0
votes

I need help with one issue: I can't handle how to get the first atom from the list in SCHEME language. I think I should make a loop, something like "while" and compare each element on boolean (?atom) and print first matched item. Unfortunately, It's difficult for me to handle scheme syntax. Please, can you propose any solution for me?

define func ?atom:
(define (atom? x) (not (or (pair? x) (null? x))))
2

2 Answers

0
votes

Recursion is not that different from the usual way yo solve problems - you just have to be careful and set some meaningful base cases. For instance, how would you solve this problem in Java? by traversing all the list, and stoping when either 1) we found the element that matches the condition or 2) there are no more elements. This is exactly what we need to do:

(define (first-atom lst)
  (cond ((null? lst) #f)           ; there are no more elements in the list
        ((atom? (car lst))         ; current element is an atom
         (car lst))                ; return it
        (else                      ; otherwise
         (first-atom (cdr lst))))) ; look in the rest of the list

It works as expected:

(first-atom '((2) 42 (3)))
=> 42
(first-atom '((1) (2)(3)))
=> #f
0
votes

In your question you have the definition to atom? that returns #t if the argument is an atom and #f otherwise.

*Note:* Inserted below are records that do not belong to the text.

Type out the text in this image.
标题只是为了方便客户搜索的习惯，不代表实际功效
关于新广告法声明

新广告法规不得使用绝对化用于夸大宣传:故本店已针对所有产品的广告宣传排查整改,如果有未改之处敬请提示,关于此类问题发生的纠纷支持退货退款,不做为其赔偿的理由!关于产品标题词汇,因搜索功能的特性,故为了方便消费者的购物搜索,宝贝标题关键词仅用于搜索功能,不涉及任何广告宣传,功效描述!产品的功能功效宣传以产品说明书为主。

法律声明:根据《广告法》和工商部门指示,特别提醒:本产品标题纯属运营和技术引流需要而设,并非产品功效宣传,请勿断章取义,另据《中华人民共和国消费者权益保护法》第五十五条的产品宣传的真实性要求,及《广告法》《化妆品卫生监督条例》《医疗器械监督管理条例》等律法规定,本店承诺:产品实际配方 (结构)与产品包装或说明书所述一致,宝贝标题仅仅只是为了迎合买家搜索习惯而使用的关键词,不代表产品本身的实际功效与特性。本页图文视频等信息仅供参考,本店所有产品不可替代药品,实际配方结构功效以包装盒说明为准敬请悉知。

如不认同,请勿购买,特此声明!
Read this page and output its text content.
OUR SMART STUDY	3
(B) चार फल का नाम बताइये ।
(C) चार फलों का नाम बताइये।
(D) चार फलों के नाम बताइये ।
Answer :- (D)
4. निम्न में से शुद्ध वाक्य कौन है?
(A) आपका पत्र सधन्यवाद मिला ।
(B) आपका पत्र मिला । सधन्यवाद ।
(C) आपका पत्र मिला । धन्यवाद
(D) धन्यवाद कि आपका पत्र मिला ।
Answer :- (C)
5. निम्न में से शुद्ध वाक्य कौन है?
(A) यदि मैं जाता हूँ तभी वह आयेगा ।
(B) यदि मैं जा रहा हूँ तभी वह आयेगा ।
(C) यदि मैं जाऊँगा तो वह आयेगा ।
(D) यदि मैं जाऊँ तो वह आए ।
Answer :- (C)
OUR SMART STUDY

The function should handle the empty list. eg. What should happen when you do this:

(first-atom '())

Thus you need to check if the argument is the empty list and return whatever you supposed to return when there are no atoms in the arguments. Then you'll have a else expression that handles the rest.

You can use first to get the first element to check if it is an atom and then return it or you recure with the rest of the list.

Now here is something very similar that finds the number of elements in a list:

(define (length lst)
  (if (null? lst)
      0                          ; obviously a 0 length list
      (+ 1 (length (cdr lst))))) ; obviously one plus whatever length the rest is

Imagine what happens if you do (length '(1 2)). It does (+ 1 (length '(2))) which again does (+ 1 (+ 1 (length '()))) which again does (+ 1 (+ 1 0)). Simple as that. All loops are recursive functions in Scheme.

You reference to while indicates you might be familiar with other programming languages. I knew C, C++, Pascal, perl, PHP, and Java when starting to learn Lisp and I suddenly realized all the languages I knew were only subtle dialects of one language, Algol. I wasn't learning my sixth language, but my second. Scheme doesn't have a while loop. It has recursion. you need to get a book and start at the first page as if you didn't know how to program at all as assimilation from Algol will point you in the wrong direction.